Coronavirus disease is a viral infection that is spreading rapidly all over the world [16]. Many researchers are trying to find an effective protocol for the prevention and treatment of this infection. However, until now, many proposed protocols and therapeutic methods have not achieved this goal. Therefore, the main purpose of the current therapeutic approaches is to control the symptoms and life-threatening complications of COVID-19 infection. Many medications including NSAIDs have been proposed for the management of COVID-19 symptoms [17]. Amongst NSAIDs, ibuprofen, diclofenac, aspirin, and indomethacin are commonly prescribed for this purpose [17]. However, using naproxen, as a known NSAID, has been a question for researchers and clinicians. No study has examined the efficacy of this drug in COVID-19 patients. In the current study, we found that treatment with naproxen improved cough and shortness of breath in COVID-19-infected patients. In line with our findings, Sperbert et al. reported that oral administration of naproxen for five days could alleviate cold symptoms, compared to placebo, among Rhinovirus-infected patients but the viral titers and serum antibody responses were not different between the 2 groups [12]. In the study of Gwaltney et al., treatment with a combination of intranasal interferon-alpha 2b and ipratropium and oral naproxen for four days could improve rhinorrhea, cough, malaise, nasal obstruction, and sore throat and overall mean total symptom scores [18]. Also, viral shedding time and virus titer in the treated group were lower than the control group. In another study, influenza patients with clarithromycin-naproxen-oseltamivir combination therapy experienced a shorter period of disease and a more rapid decline of influenza virus titer than the oseltamivir-treated group [19]. Overall, it seems that treatment with naproxen can be an option for the management of symptoms in influenza-like diseases. However, further studies are needed to confirm this issue among COVID-19-infected patients.
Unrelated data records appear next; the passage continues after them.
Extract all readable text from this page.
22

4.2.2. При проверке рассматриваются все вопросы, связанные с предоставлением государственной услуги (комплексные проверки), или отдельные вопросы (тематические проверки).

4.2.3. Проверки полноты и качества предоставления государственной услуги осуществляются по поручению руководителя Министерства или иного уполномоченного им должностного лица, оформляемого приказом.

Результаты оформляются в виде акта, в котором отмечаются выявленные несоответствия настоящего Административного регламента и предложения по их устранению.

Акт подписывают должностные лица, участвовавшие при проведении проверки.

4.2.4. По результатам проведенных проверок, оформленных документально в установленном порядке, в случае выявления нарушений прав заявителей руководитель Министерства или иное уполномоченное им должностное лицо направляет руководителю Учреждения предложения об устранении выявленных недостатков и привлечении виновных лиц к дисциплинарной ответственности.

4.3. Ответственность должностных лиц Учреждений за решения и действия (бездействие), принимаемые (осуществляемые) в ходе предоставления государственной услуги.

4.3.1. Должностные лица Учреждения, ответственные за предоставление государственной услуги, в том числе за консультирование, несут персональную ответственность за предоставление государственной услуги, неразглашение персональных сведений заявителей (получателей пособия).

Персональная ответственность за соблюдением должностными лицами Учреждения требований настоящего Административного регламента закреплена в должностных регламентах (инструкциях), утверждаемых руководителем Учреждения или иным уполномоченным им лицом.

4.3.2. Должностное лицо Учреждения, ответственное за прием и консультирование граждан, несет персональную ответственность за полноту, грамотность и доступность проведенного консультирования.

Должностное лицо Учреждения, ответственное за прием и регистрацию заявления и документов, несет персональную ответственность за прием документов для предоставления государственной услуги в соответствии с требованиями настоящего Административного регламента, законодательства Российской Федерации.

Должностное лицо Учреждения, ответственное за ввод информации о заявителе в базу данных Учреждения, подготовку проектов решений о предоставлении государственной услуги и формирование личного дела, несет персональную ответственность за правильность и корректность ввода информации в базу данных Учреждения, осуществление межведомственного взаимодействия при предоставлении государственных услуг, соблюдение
It must be kept in mind that naproxen not only had positive effects in controlling cold symptoms but also did not cause serious side effects. Some NSAIDs cause gastrointestinal side effects including nausea, vomiting, indigestion, diarrhea, and even gastric ulceration or bleeding [20]. However, in the current study, we found that naproxen had no serious side effects. The safety of naproxen has been confirmed in previous studies [21]. In a systematic review on clinical trials administrating NSAIDs, Yousefifard et al. concluded that naproxen is one of the safest types of NSAIDs for patients with severe influenza [21]. However, further assessments are required in this regard.
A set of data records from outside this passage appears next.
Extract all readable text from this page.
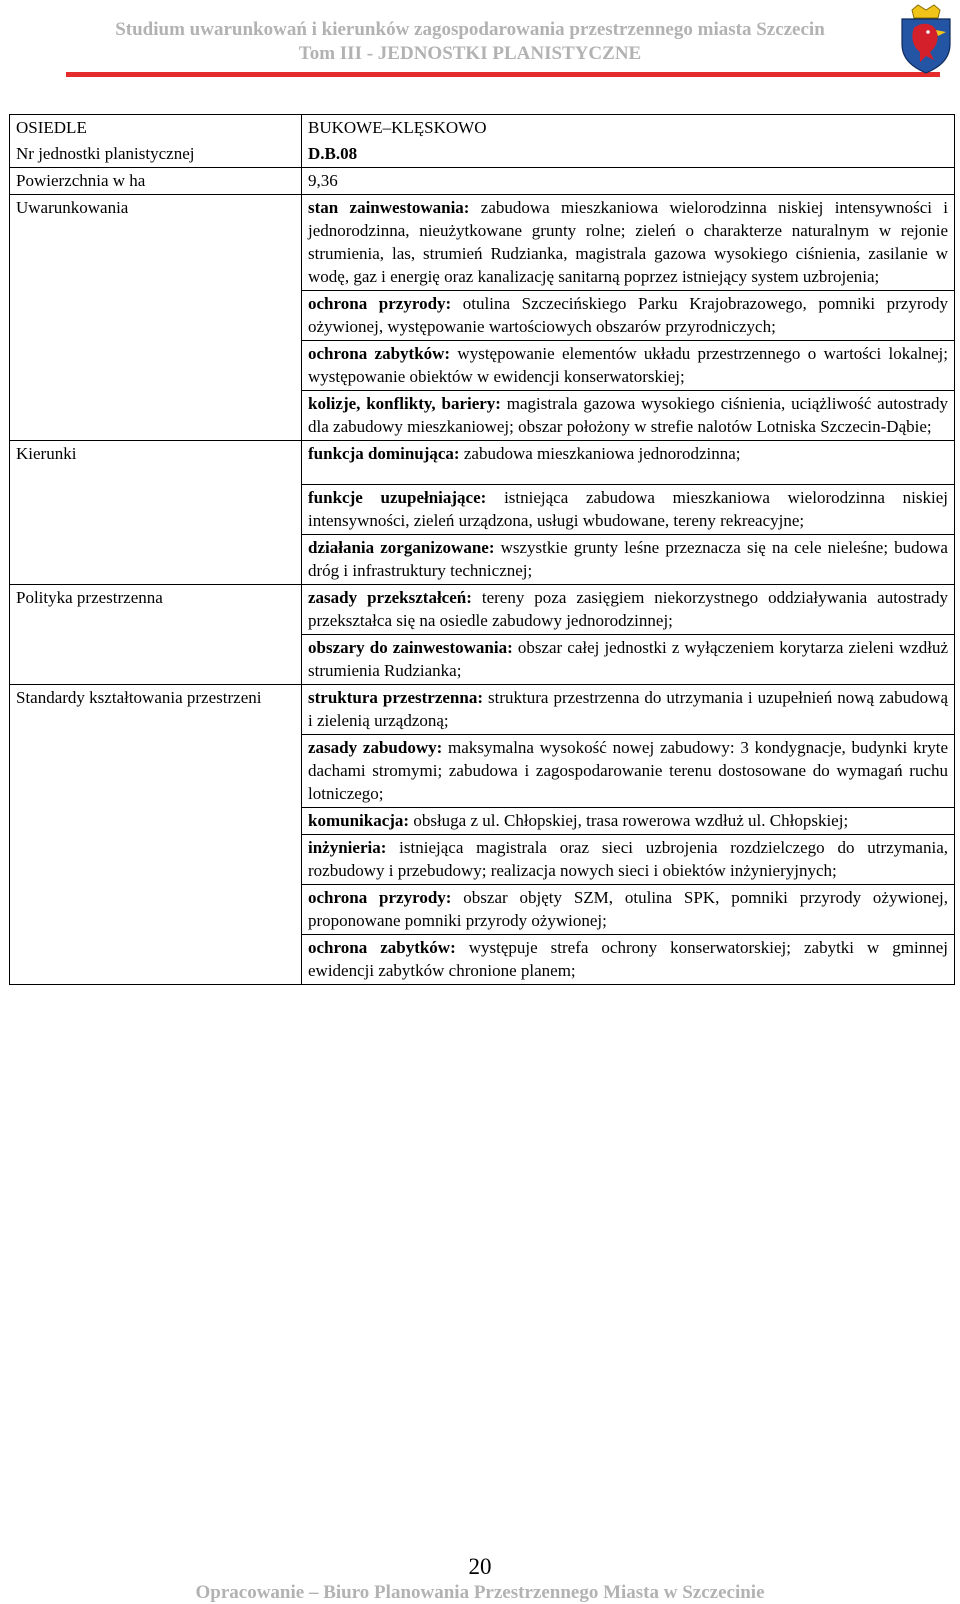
Studium uwarunkowań i kierunków zagospodarowania przestrzennego miasta Szczecin
Tom III - JEDNOSTKI PLANISTYCZNE
OSIEDLE	BUKOWE–KLĘSKOWO
Nr jednostki planistycznej	D.B.08
Powierzchnia w ha	9,36
Uwarunkowania	stan zainwestowania: zabudowa mieszkaniowa wielorodzinna niskiej intensywności i jednorodzinna, nieużytkowane grunty rolne; zieleń o charakterze naturalnym w rejonie strumienia, las, strumień Rudzianka, magistrala gazowa wysokiego ciśnienia, zasilanie w wodę, gaz i energię oraz kanalizację sanitarną poprzez istniejący system uzbrojenia;
	ochrona przyrody: otulina Szczecińskiego Parku Krajobrazowego, pomniki przyrody ożywionej, występowanie wartościowych obszarów przyrodniczych;
	ochrona zabytków: występowanie elementów układu przestrzennego o wartości lokalnej; występowanie obiektów w ewidencji konserwatorskiej;
	kolizje, konflikty, bariery: magistrala gazowa wysokiego ciśnienia, uciążliwość autostrady dla zabudowy mieszkaniowej; obszar położony w strefie nalotów Lotniska Szczecin-Dąbie;
Kierunki	funkcja dominująca: zabudowa mieszkaniowa jednorodzinna;
	funkcje uzupełniające: istniejąca zabudowa mieszkaniowa wielorodzinna niskiej intensywności, zieleń urządzona, usługi wbudowane, tereny rekreacyjne;
	działania zorganizowane: wszystkie grunty leśne przeznacza się na cele nieleśne; budowa dróg i infrastruktury technicznej;
Polityka przestrzenna	zasady przekształceń: tereny poza zasięgiem niekorzystnego oddziaływania autostrady przekształca się na osiedle zabudowy jednorodzinnej;
	obszary do zainwestowania: obszar całej jednostki z wyłączeniem korytarza zieleni wzdłuż strumienia Rudzianka;
Standardy kształtowania przestrzeni	struktura przestrzenna: struktura przestrzenna do utrzymania i uzupełnień nową zabudową i zielenią urządzoną;
	zasady zabudowy: maksymalna wysokość nowej zabudowy: 3 kondygnacje, budynki kryte dachami stromymi; zabudowa i zagospodarowanie terenu dostosowane do wymagań ruchu lotniczego;
	komunikacja: obsługa z ul. Chłopskiej, trasa rowerowa wzdłuż ul. Chłopskiej;
	inżynieria: istniejąca magistrala oraz sieci uzbrojenia rozdzielczego do utrzymania, rozbudowy i przebudowy; realizacja nowych sieci i obiektów inżynieryjnych;
	ochrona przyrody: obszar objęty SZM, otulina SPK, pomniki przyrody ożywionej, proponowane pomniki przyrody ożywionej;
	ochrona zabytków: występuje strefa ochrony konserwatorskiej; zabytki w gminnej ewidencji zabytków chronione planem;
20
Opracowanie – Biuro Planowania Przestrzennego Miasta w Szczecinie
It has been shown that naproxen exerts antiviral activity against some types of influenza viruses by inhibiting nucleoprotein (NP) binding to RNA [10]. However, the antiviral effect on the COVID-19 virus is not clear. Unfortunately, in the current study, we could not assess the viral titers and serum antibody responses to determine this effect. In addition to the antiviral activities, naproxen has anti-inflammatory properties through inhibiting cyclooxygenase (COX) and consequently, the reduced production of inflammatory mediators such as prostaglandins [22]. Therefore, the beneficial effects of naproxen on cough and shortness of breath in COVID-19 patients might be explained by the possible antiviral and also anti-inflammatory properties of this drug. However, further studies are needed to shed light facts on this regard.
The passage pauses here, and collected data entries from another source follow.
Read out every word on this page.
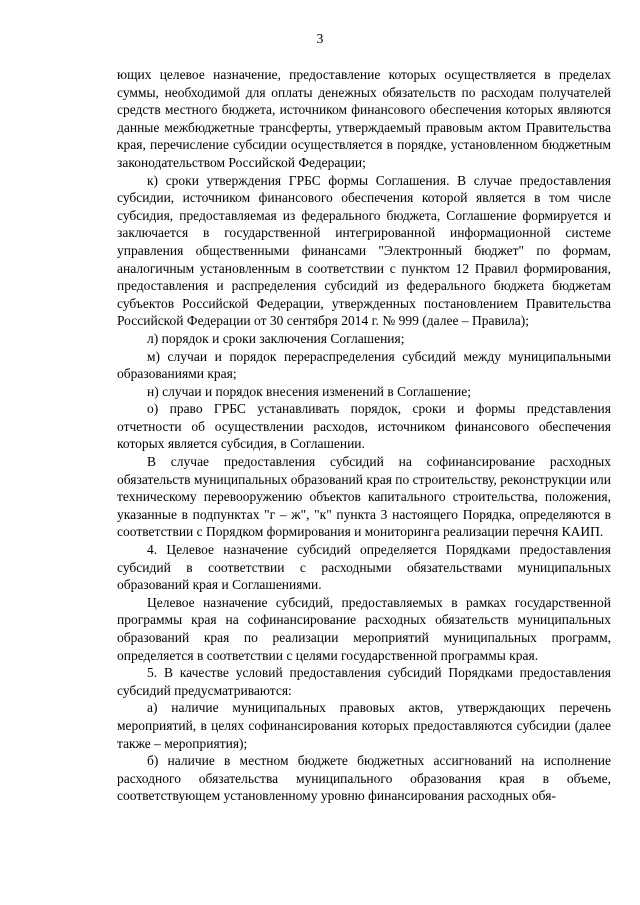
3

ющих целевое назначение, предоставление которых осуществляется в пределах суммы, необходимой для оплаты денежных обязательств по расходам получателей средств местного бюджета, источником финансового обеспечения которых являются данные межбюджетные трансферты, утверждаемый правовым актом Правительства края, перечисление субсидии осуществляется в порядке, установленном бюджетным законодательством Российской Федерации;

к) сроки утверждения ГРБС формы Соглашения. В случае предоставления субсидии, источником финансового обеспечения которой является в том числе субсидия, предоставляемая из федерального бюджета, Соглашение формируется и заключается в государственной интегрированной информационной системе управления общественными финансами "Электронный бюджет" по формам, аналогичным установленным в соответствии с пунктом 12 Правил формирования, предоставления и распределения субсидий из федерального бюджета бюджетам субъектов Российской Федерации, утвержденных постановлением Правительства Российской Федерации от 30 сентября 2014 г. № 999 (далее – Правила);

л) порядок и сроки заключения Соглашения;

м) случаи и порядок перераспределения субсидий между муниципальными образованиями края;

н) случаи и порядок внесения изменений в Соглашение;

о) право ГРБС устанавливать порядок, сроки и формы представления отчетности об осуществлении расходов, источником финансового обеспечения которых является субсидия, в Соглашении.

В случае предоставления субсидий на софинансирование расходных обязательств муниципальных образований края по строительству, реконструкции или техническому перевооружению объектов капитального строительства, положения, указанные в подпунктах "г – ж", "к" пункта 3 настоящего Порядка, определяются в соответствии с Порядком формирования и мониторинга реализации перечня КАИП.

4. Целевое назначение субсидий определяется Порядками предоставления субсидий в соответствии с расходными обязательствами муниципальных образований края и Соглашениями.

Целевое назначение субсидий, предоставляемых в рамках государственной программы края на софинансирование расходных обязательств муниципальных образований края по реализации мероприятий муниципальных программ, определяется в соответствии с целями государственной программы края.

5. В качестве условий предоставления субсидий Порядками предоставления субсидий предусматриваются:

а) наличие муниципальных правовых актов, утверждающих перечень мероприятий, в целях софинансирования которых предоставляются субсидии (далее также – мероприятия);

б) наличие в местном бюджете бюджетных ассигнований на исполнение расходного обязательства муниципального образования края в объеме, соответствующем установленному уровню финансирования расходных обя-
In the current study, we found that naproxen resulted in increased MCV COVID-19 patients compared to placebo. The effect of naproxen on MCV was also reported in an experimental study in which both red cell mass and MCV increased in naproxen-treated rats [23]. Moreover, we observed that treatment had a preventive effect on the reduction of systolic blood pressure in COVID-19 patients. This effect might be justified by the increasing effect of naproxen on systolic blood pressure shown in previous studies [24]. Naproxen decreases the production of prostaglandin I2 through its inhibitory effects on cyclooxygenase (COX) enzyme [25]. Prostaglandin I2 has a role in vasodilatation and preventing the proliferation of vascular smooth-muscle cells [25].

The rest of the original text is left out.